The findings from this case support the implementation of early, individualized intervention strategies in children with WS. Key clinical implications include the importance of capitalizing on relative social-communicative strengths while simultaneously addressing visuospatial and executive functioning deficits, the demonstrated effectiveness of adult-mediated strategies in facilitating peer interactions, and the value of multimodal intervention approaches that integrate both visual and auditory learning channels. Additionally, the case underscores the need for continued cardiovascular monitoring alongside developmental and behavioural interventions to ensure comprehensive clinical management.

CONCLUSION

This case highlights the distinctive neurodevelopmental profile of WS and underscores the value of early, individualized, multimodal intervention.
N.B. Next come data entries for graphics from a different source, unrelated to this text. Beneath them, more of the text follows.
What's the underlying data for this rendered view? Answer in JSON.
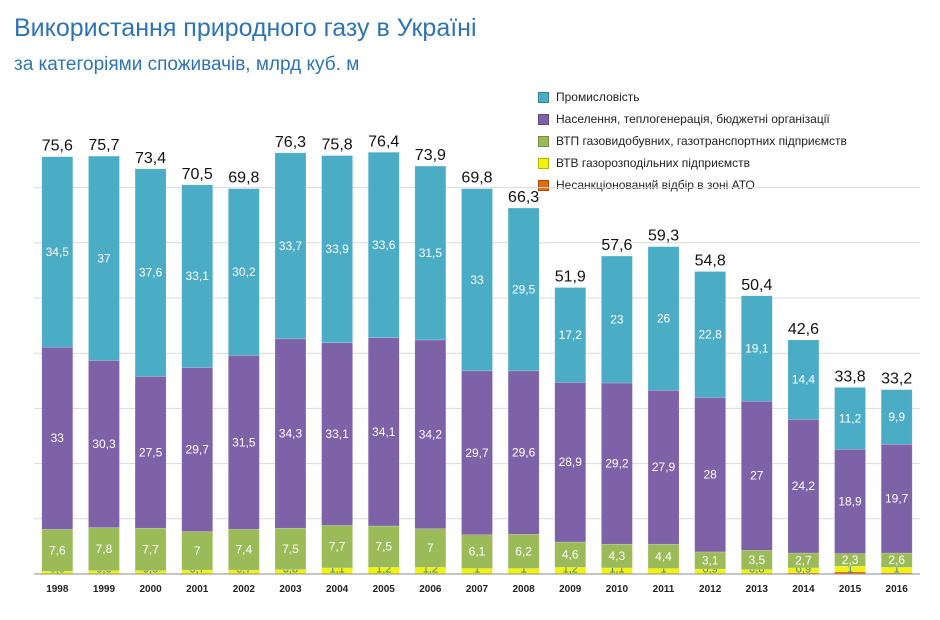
{
  "chart_data": {
    "type": "bar",
    "stacked": true,
    "title": "Використання природного газу в Україні",
    "subtitle": "за категоріями споживачів, млрд куб. м",
    "categories": [
      "1998",
      "1999",
      "2000",
      "2001",
      "2002",
      "2003",
      "2004",
      "2005",
      "2006",
      "2007",
      "2008",
      "2009",
      "2010",
      "2011",
      "2012",
      "2013",
      "2014",
      "2015",
      "2016"
    ],
    "totals": [
      "75,6",
      "75,7",
      "73,4",
      "70,5",
      "69,8",
      "76,3",
      "75,8",
      "76,4",
      "73,9",
      "69,8",
      "66,3",
      "51,9",
      "57,6",
      "59,3",
      "54,8",
      "50,4",
      "42,6",
      "33,8",
      "33,2"
    ],
    "ylim": [
      0,
      75
    ],
    "grid": true,
    "legend_position": "top-right",
    "series": [
      {
        "name": "Несанкціонований відбір в зоні АТО",
        "color": "#e36c0a",
        "values": [
          0,
          0,
          0,
          0,
          0,
          0,
          0,
          0,
          0,
          0,
          0,
          0,
          0,
          0,
          0,
          0,
          0.2,
          0.4,
          0.2
        ],
        "labels": [
          "",
          "",
          "",
          "",
          "",
          "",
          "",
          "",
          "",
          "",
          "",
          "",
          "",
          "",
          "",
          "",
          "",
          "",
          ""
        ]
      },
      {
        "name": "ВТВ газорозподільних підприємств",
        "color": "#f2f20d",
        "values": [
          0.5,
          0.6,
          0.6,
          0.7,
          0.7,
          0.8,
          1.1,
          1.2,
          1.2,
          1,
          1,
          1.2,
          1.1,
          1,
          0.9,
          0.8,
          0.9,
          1,
          1
        ],
        "labels": [
          "0,5",
          "0,6",
          "0,6",
          "0,7",
          "0,7",
          "0,8",
          "1,1",
          "1,2",
          "1,2",
          "1",
          "1",
          "1,2",
          "1,1",
          "1",
          "0,9",
          "0,8",
          "0,9",
          "1",
          "1"
        ]
      },
      {
        "name": "ВТП газовидобувних, газотранспортних підприємств",
        "color": "#9bbb59",
        "values": [
          7.6,
          7.8,
          7.7,
          7,
          7.4,
          7.5,
          7.7,
          7.5,
          7,
          6.1,
          6.2,
          4.6,
          4.3,
          4.4,
          3.1,
          3.5,
          2.7,
          2.3,
          2.6
        ],
        "labels": [
          "7,6",
          "7,8",
          "7,7",
          "7",
          "7,4",
          "7,5",
          "7,7",
          "7,5",
          "7",
          "6,1",
          "6,2",
          "4,6",
          "4,3",
          "4,4",
          "3,1",
          "3,5",
          "2,7",
          "2,3",
          "2,6"
        ]
      },
      {
        "name": "Населення, теплогенерація, бюджетні організації",
        "color": "#7e62a8",
        "values": [
          33,
          30.3,
          27.5,
          29.7,
          31.5,
          34.3,
          33.1,
          34.1,
          34.2,
          29.7,
          29.6,
          28.9,
          29.2,
          27.9,
          28,
          27,
          24.2,
          18.9,
          19.7
        ],
        "labels": [
          "33",
          "30,3",
          "27,5",
          "29,7",
          "31,5",
          "34,3",
          "33,1",
          "34,1",
          "34,2",
          "29,7",
          "29,6",
          "28,9",
          "29,2",
          "27,9",
          "28",
          "27",
          "24,2",
          "18,9",
          "19,7"
        ]
      },
      {
        "name": "Промисловість",
        "color": "#4bacc6",
        "values": [
          34.5,
          37,
          37.6,
          33.1,
          30.2,
          33.7,
          33.9,
          33.6,
          31.5,
          33,
          29.5,
          17.2,
          23,
          26,
          22.8,
          19.1,
          14.4,
          11.2,
          9.9
        ],
        "labels": [
          "34,5",
          "37",
          "37,6",
          "33,1",
          "30,2",
          "33,7",
          "33,9",
          "33,6",
          "31,5",
          "33",
          "29,5",
          "17,2",
          "23",
          "26",
          "22,8",
          "19,1",
          "14,4",
          "11,2",
          "9,9"
        ]
      }
    ],
    "legend_order": [
      4,
      3,
      2,
      1,
      0
    ]
  }
}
Targeting the child’s specific strengths in social engagement while addressing deficits in attention, cognition, and peer interaction resulted in measurable improvements in functional outcomes. Early identification and tailored intervention remain essential in optimizing developmental trajectories in children with WS.

Acknowledgment

We acknowledge the patient and her family for their cooperation and consent, and we appreciate the efforts of the multidisciplinary healthcare team involved in the child’s assessment and intervention.

Ethical approval:

Institutional Review Board approval is not required.

Declaration of patient consent:

The authors certify that they have obtained all appropriate patient consent forms. In the form, the patients have given their consent for their images and other clinical information to be reported in the journal. The patients understand that their names and initials will not be published and due efforts will be made to conceal their identity, but anonymity cannot be guaranteed.

Conflicts of interest:

There are no conflicts of interest

Use of artificial intelligence (AI)-assisted technology for manuscript preparation:

The authors confirm that they have used artificial intelligence (AI)-assisted technology for assisting in the image creation and grammar checking.